Por outro lado, é curioso notar que o próprio Código de Direito Canônico atual garante aos leigos o direito de se manifestarem publicamente e, mais do que isso, até lhes imputa o dever de fazê-lo:
“§2. Os fiéis, conscientes da sua responsabilidade, têm o direito de manifestar aos pastores da igreja as próprias necessidades, principalmente espirituais, e os próprios anseios.“§3. De acordo com a ciência, a competência e o prestígio de que gozam, têm os leigos o direito e, às vezes, até o dever de manifestar aos pastores sagrados a própria opinião sobre o que afeta o bem da igreja e, ressalvando a integridade da fé e dos costumes e a reverência para com os pastores, levando em conta a utilidade comum e a dignidade das pessoas, que deem a conhecer essa sua opinião também aos outros fiéis.
(Peso do CDC 212)
Alguns acusam o CDB de “surfar” na crise da Igreja para fazer marketing e vender livros. Eu penso que, ao menos na maioria dos casos, eles estão certos nas suas posições, mas às vezes também vejo uma soberba problemática, e me parece que se excedem em alguns pontos. Todo diretor de apostolado precisa ter em alta conta o risco de fazer perder almas, e isso pode acontecer por um desleixo na forma de dizer as coisas, de dar uma notícia, mesmo que verdadeira. Muitos simplesmente não estão preparados para isso e podem até perder a Fé com os escândalos.

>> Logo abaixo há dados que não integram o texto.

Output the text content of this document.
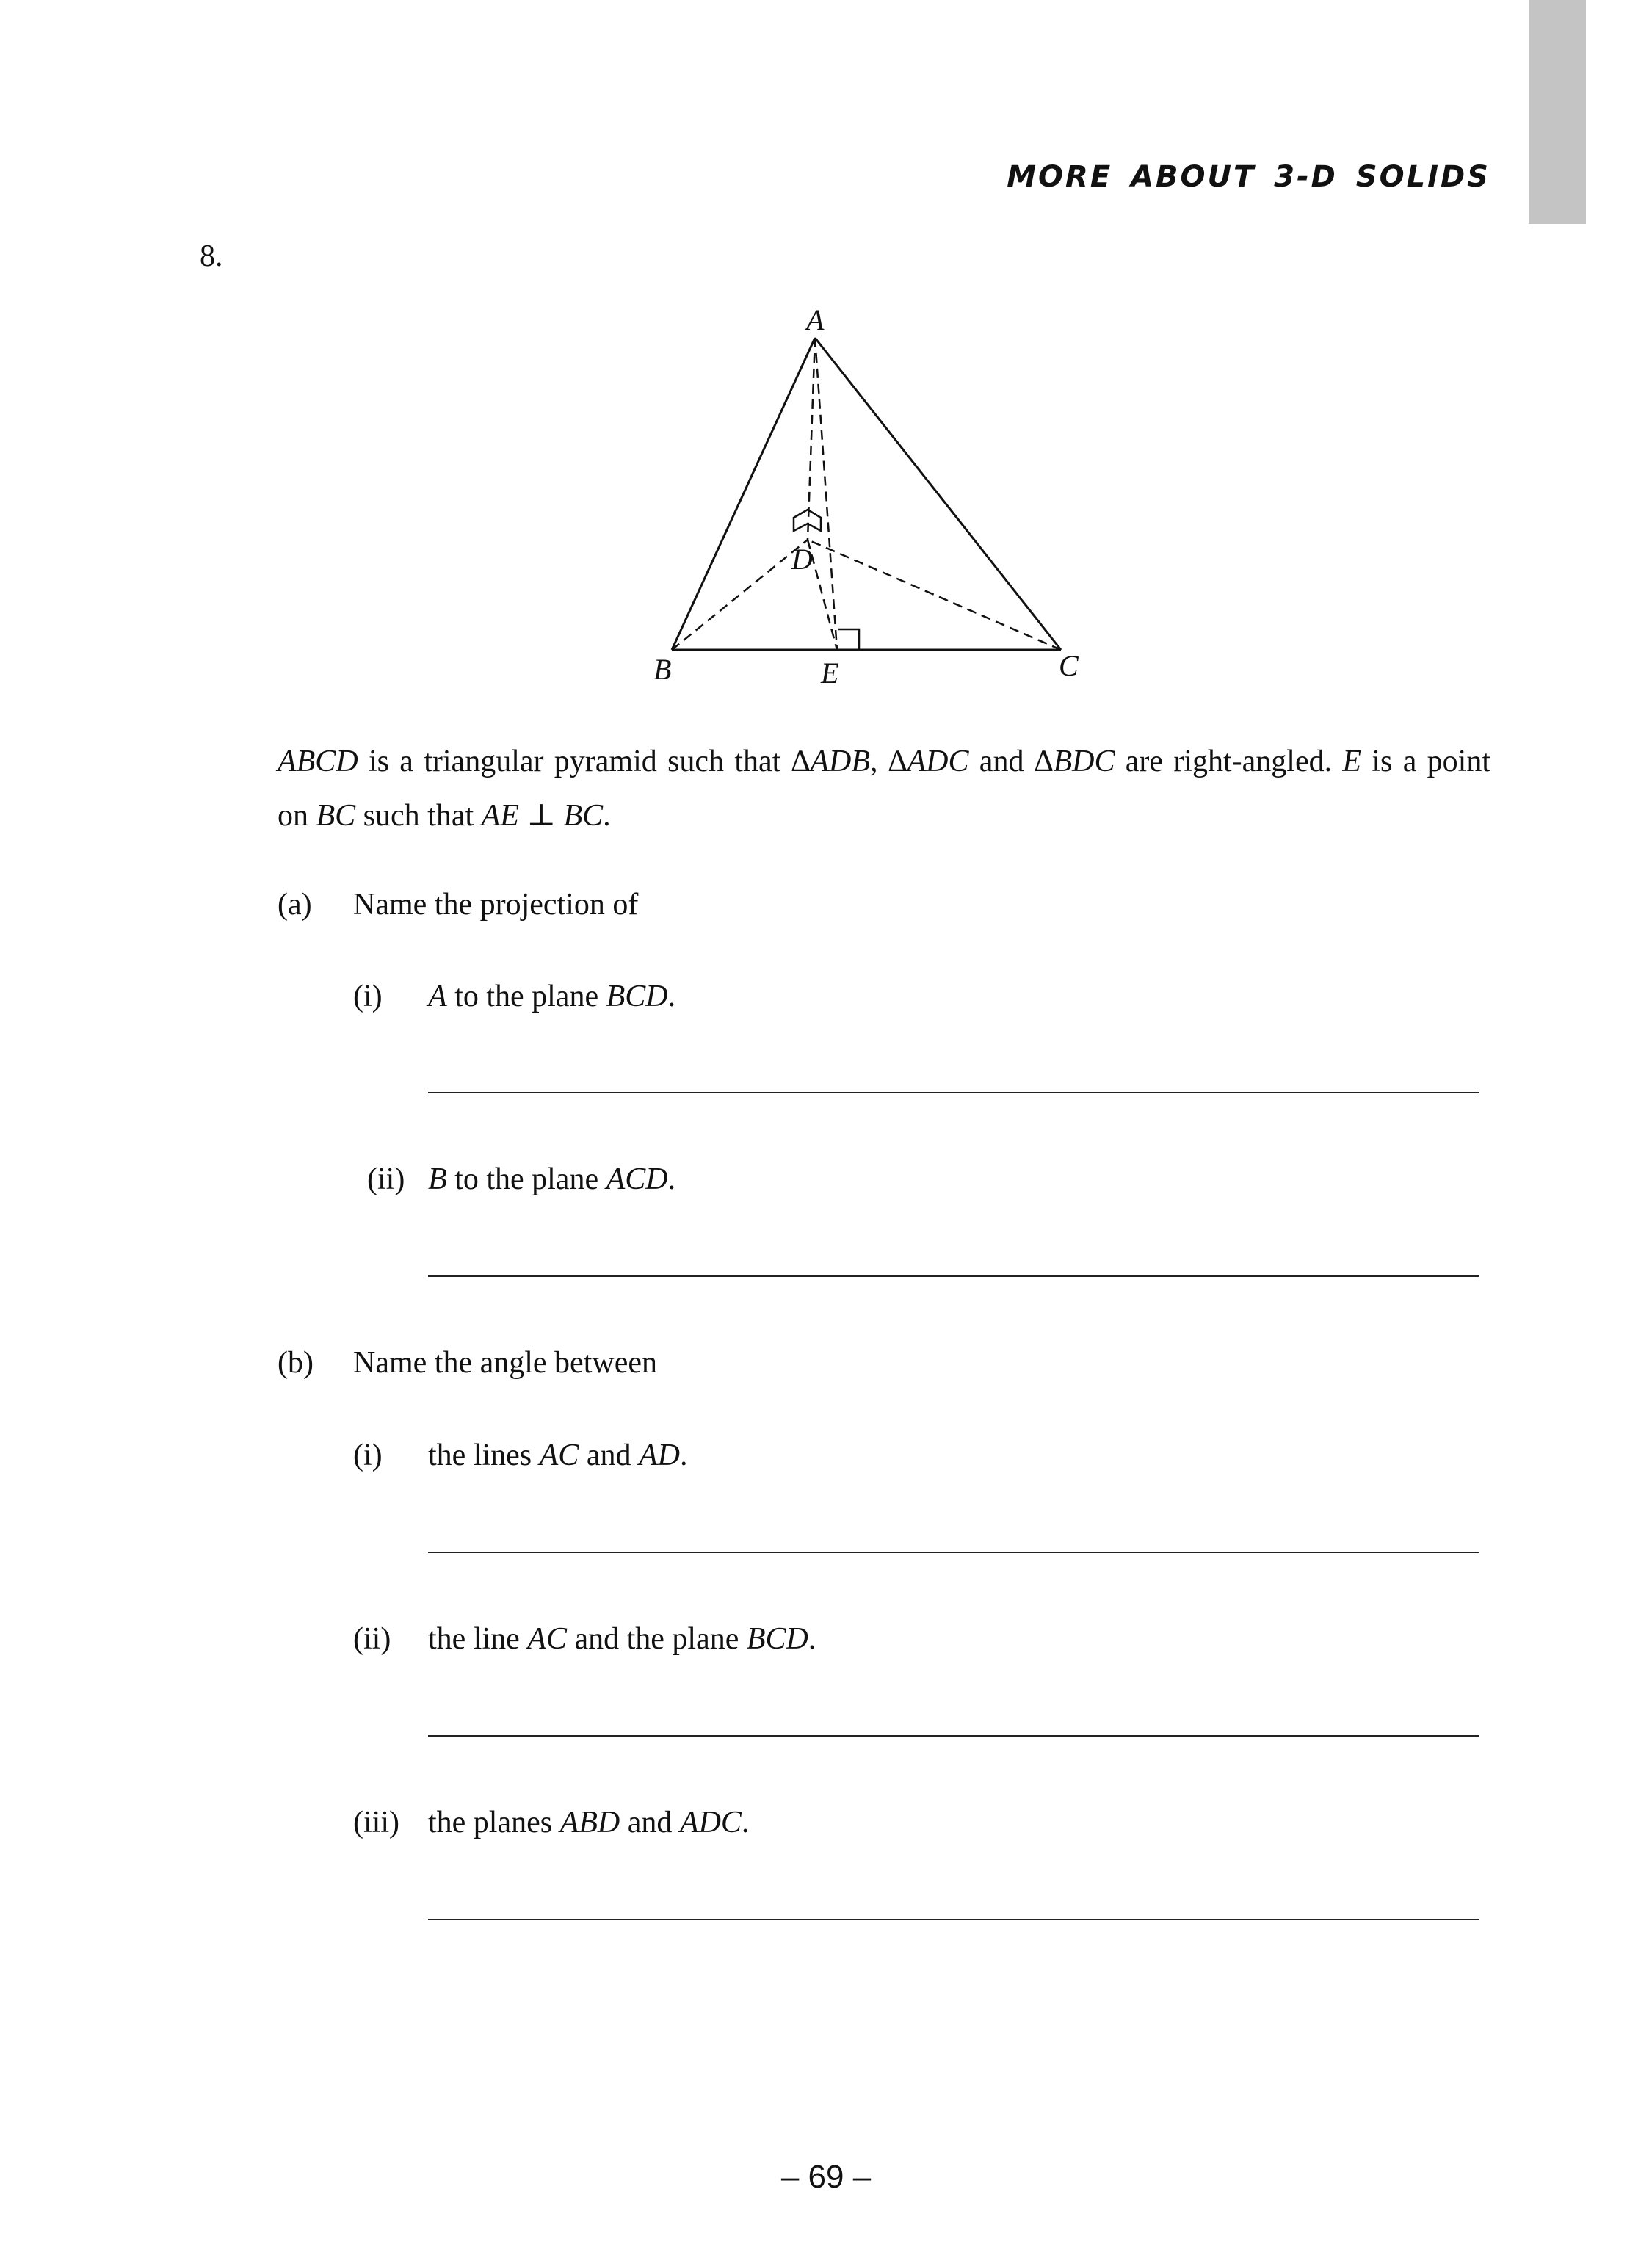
MORE ABOUT 3-D SOLIDS
8.
A
B	C
D
E
ABCD is a triangular pyramid such that ∆ADB, ∆ADC and ∆BDC are right-angled. E is a point
on BC such that AE ⊥ BC.
(a) Name the projection of
(i) A to the plane BCD.
(ii) B to the plane ACD.
(b) Name the angle between
(i) the lines AC and AD.
(ii) the line AC and the plane BCD.
(iii) the planes ABD and ADC.
– 69 –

Mesmo assim, se a oposição que eles (e muitos outros) têm feito representa um mal para a Igreja, então eu tenho que dizer que esse é um mal necessário. Diante do que está acontecendo, não há como não surgirem reações desse tipo, porque se os príncipes da Igreja se calam, então “as pedras clamarão” (Lc 19,40).
A verdade deve ser dita e proclamada, do alto dos telhados (Lc 12,3; Mt 10,27), e se aqueles que foram incumbidos dessa missão se acovardam e se escondem, então o servo mais indigno terá que se encarregar dela.
O glorioso São Miguel Arcanjo, de origem, não era um Anjo de primeiro escalão, mas por sua fidelidade mediante a traição do poderosíssimo Lúcifer (que devia ‘portar e ostentar a Luz’, mas preferiu a desobediência), tornou-se o grande Príncipe das milícias celestes.